Flexible Packaging Design Tips for Our Templates

The Trouble with Templates

Flexible packaging design tip

Templates are extremely important for communicating the setup of a pouch to your designer or design team. This blog post is aimed to shed a light on how our templates are different from our competitors, why we set them up in that way, & what are our intended usage guidelines.

How are our templates different?

We provide both an Illustrator and PDF file. The Illustrator file uses layers that separate all available features, enabling the designer to turn on the features required for your pouch. Upon opening the .ai file, only the specifications layer will be visible: pouch dimensions, side seals, bleeds, and panel placement. The PDF’s layers are set to visible, so anyone can open this file with Adobe PDF Reader or Adobe Acrobat to view all layers. Do note that you will need to turn on the features layers you need, as in the Illustrator version. This can be nice to have for someone without access to Adobe Illustrator.

Why do we set them up this way?

It’s for efficiency on our end and any capacity gained translates back to more time to engage with you, our customers. We build our templates so they can be used multiple times, by multiple users with a variety of use cases. For example, Customer A and B require the same sized pouch; Customer A needs a Round Hanger Hole and No Closure, while Customer B requires a Child Resistant Closure and Tear Notch. With all available features accessible in each template, we can provide the same template to Customers A and B rather than creating and housing multiple templates of the same dimensions, but with varying features. This flexible approach lends itself to a simplified template and process for us and you. 
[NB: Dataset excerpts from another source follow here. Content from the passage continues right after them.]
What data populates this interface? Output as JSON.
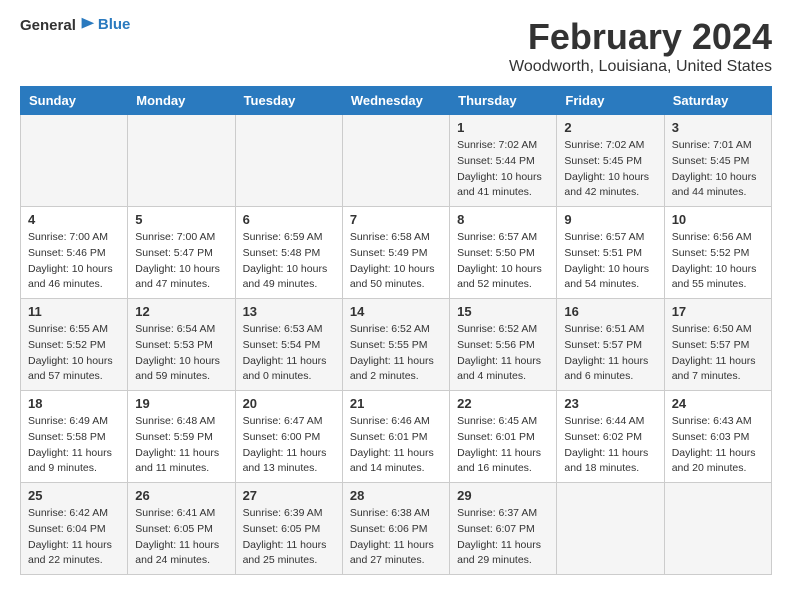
{
  "logo": {
    "text_general": "General",
    "text_blue": "Blue"
  },
  "title": "February 2024",
  "subtitle": "Woodworth, Louisiana, United States",
  "headers": [
    "Sunday",
    "Monday",
    "Tuesday",
    "Wednesday",
    "Thursday",
    "Friday",
    "Saturday"
  ],
  "weeks": [
    [
      {
        "day": "",
        "info": ""
      },
      {
        "day": "",
        "info": ""
      },
      {
        "day": "",
        "info": ""
      },
      {
        "day": "",
        "info": ""
      },
      {
        "day": "1",
        "info": "Sunrise: 7:02 AM\nSunset: 5:44 PM\nDaylight: 10 hours\nand 41 minutes."
      },
      {
        "day": "2",
        "info": "Sunrise: 7:02 AM\nSunset: 5:45 PM\nDaylight: 10 hours\nand 42 minutes."
      },
      {
        "day": "3",
        "info": "Sunrise: 7:01 AM\nSunset: 5:45 PM\nDaylight: 10 hours\nand 44 minutes."
      }
    ],
    [
      {
        "day": "4",
        "info": "Sunrise: 7:00 AM\nSunset: 5:46 PM\nDaylight: 10 hours\nand 46 minutes."
      },
      {
        "day": "5",
        "info": "Sunrise: 7:00 AM\nSunset: 5:47 PM\nDaylight: 10 hours\nand 47 minutes."
      },
      {
        "day": "6",
        "info": "Sunrise: 6:59 AM\nSunset: 5:48 PM\nDaylight: 10 hours\nand 49 minutes."
      },
      {
        "day": "7",
        "info": "Sunrise: 6:58 AM\nSunset: 5:49 PM\nDaylight: 10 hours\nand 50 minutes."
      },
      {
        "day": "8",
        "info": "Sunrise: 6:57 AM\nSunset: 5:50 PM\nDaylight: 10 hours\nand 52 minutes."
      },
      {
        "day": "9",
        "info": "Sunrise: 6:57 AM\nSunset: 5:51 PM\nDaylight: 10 hours\nand 54 minutes."
      },
      {
        "day": "10",
        "info": "Sunrise: 6:56 AM\nSunset: 5:52 PM\nDaylight: 10 hours\nand 55 minutes."
      }
    ],
    [
      {
        "day": "11",
        "info": "Sunrise: 6:55 AM\nSunset: 5:52 PM\nDaylight: 10 hours\nand 57 minutes."
      },
      {
        "day": "12",
        "info": "Sunrise: 6:54 AM\nSunset: 5:53 PM\nDaylight: 10 hours\nand 59 minutes."
      },
      {
        "day": "13",
        "info": "Sunrise: 6:53 AM\nSunset: 5:54 PM\nDaylight: 11 hours\nand 0 minutes."
      },
      {
        "day": "14",
        "info": "Sunrise: 6:52 AM\nSunset: 5:55 PM\nDaylight: 11 hours\nand 2 minutes."
      },
      {
        "day": "15",
        "info": "Sunrise: 6:52 AM\nSunset: 5:56 PM\nDaylight: 11 hours\nand 4 minutes."
      },
      {
        "day": "16",
        "info": "Sunrise: 6:51 AM\nSunset: 5:57 PM\nDaylight: 11 hours\nand 6 minutes."
      },
      {
        "day": "17",
        "info": "Sunrise: 6:50 AM\nSunset: 5:57 PM\nDaylight: 11 hours\nand 7 minutes."
      }
    ],
    [
      {
        "day": "18",
        "info": "Sunrise: 6:49 AM\nSunset: 5:58 PM\nDaylight: 11 hours\nand 9 minutes."
      },
      {
        "day": "19",
        "info": "Sunrise: 6:48 AM\nSunset: 5:59 PM\nDaylight: 11 hours\nand 11 minutes."
      },
      {
        "day": "20",
        "info": "Sunrise: 6:47 AM\nSunset: 6:00 PM\nDaylight: 11 hours\nand 13 minutes."
      },
      {
        "day": "21",
        "info": "Sunrise: 6:46 AM\nSunset: 6:01 PM\nDaylight: 11 hours\nand 14 minutes."
      },
      {
        "day": "22",
        "info": "Sunrise: 6:45 AM\nSunset: 6:01 PM\nDaylight: 11 hours\nand 16 minutes."
      },
      {
        "day": "23",
        "info": "Sunrise: 6:44 AM\nSunset: 6:02 PM\nDaylight: 11 hours\nand 18 minutes."
      },
      {
        "day": "24",
        "info": "Sunrise: 6:43 AM\nSunset: 6:03 PM\nDaylight: 11 hours\nand 20 minutes."
      }
    ],
    [
      {
        "day": "25",
        "info": "Sunrise: 6:42 AM\nSunset: 6:04 PM\nDaylight: 11 hours\nand 22 minutes."
      },
      {
        "day": "26",
        "info": "Sunrise: 6:41 AM\nSunset: 6:05 PM\nDaylight: 11 hours\nand 24 minutes."
      },
      {
        "day": "27",
        "info": "Sunrise: 6:39 AM\nSunset: 6:05 PM\nDaylight: 11 hours\nand 25 minutes."
      },
      {
        "day": "28",
        "info": "Sunrise: 6:38 AM\nSunset: 6:06 PM\nDaylight: 11 hours\nand 27 minutes."
      },
      {
        "day": "29",
        "info": "Sunrise: 6:37 AM\nSunset: 6:07 PM\nDaylight: 11 hours\nand 29 minutes."
      },
      {
        "day": "",
        "info": ""
      },
      {
        "day": "",
        "info": ""
      }
    ]
  ]
}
What are our intended use guidelines?

We’ve set up two layers for our clients’ designers to add elements for printing. The white layer is for white ink information, whether flood coat or spot coat. This information is integral for creating packaging with clear or metallic films. We suggest filling your white elements using our “Standard White” spot color already within the illustrator template. The Artwork layer is intended for your CMYK design and information. Any information outside of the artwork and white layers will not be printed!

Features:Tear Slit

The tear slit is unique to the Standard Press-to-Close closure. The slit is lined up with a laser-scored flange within the closure structure, allowing for an easy consistent directional tear.

Features:Tear Notch

Our tear notch is available for all closures except the Standard Press-to-Close closure as noted above. The tear notch is ideal if the top of your pouch will be sealed, allowing a cleaner tear upon first opening.

Features:Hanger Hole

A hanger hole is ideal for smaller pouches that will be hung on a pegboard. Three-side-seal and two-side-seal pouches have been our most popular pouch style for this feature.


We’ve decided that one layer will encapsulate available closure types to avoid an overwhelming number of layers. The measurement from the top of the pouch to the center of the seal area represents the location of the main seal.


The specs layer shows the basic measurements for the panel dimensions, seal dimensions, bottom seal type, and safety zones. Because this layer is so integral to every design, it is on by default.

White Layer

This layer is intended for your overprinting white ink information. Add where you would like the white ink to print using our “Standard White” spot color already included within your template and set it to “Overprint” using the Attributes panel.


This is where you place your main design for your CMYK information. For this area, I’d defer to our artwork guidelines for the most up-to-date information on setting up for this area.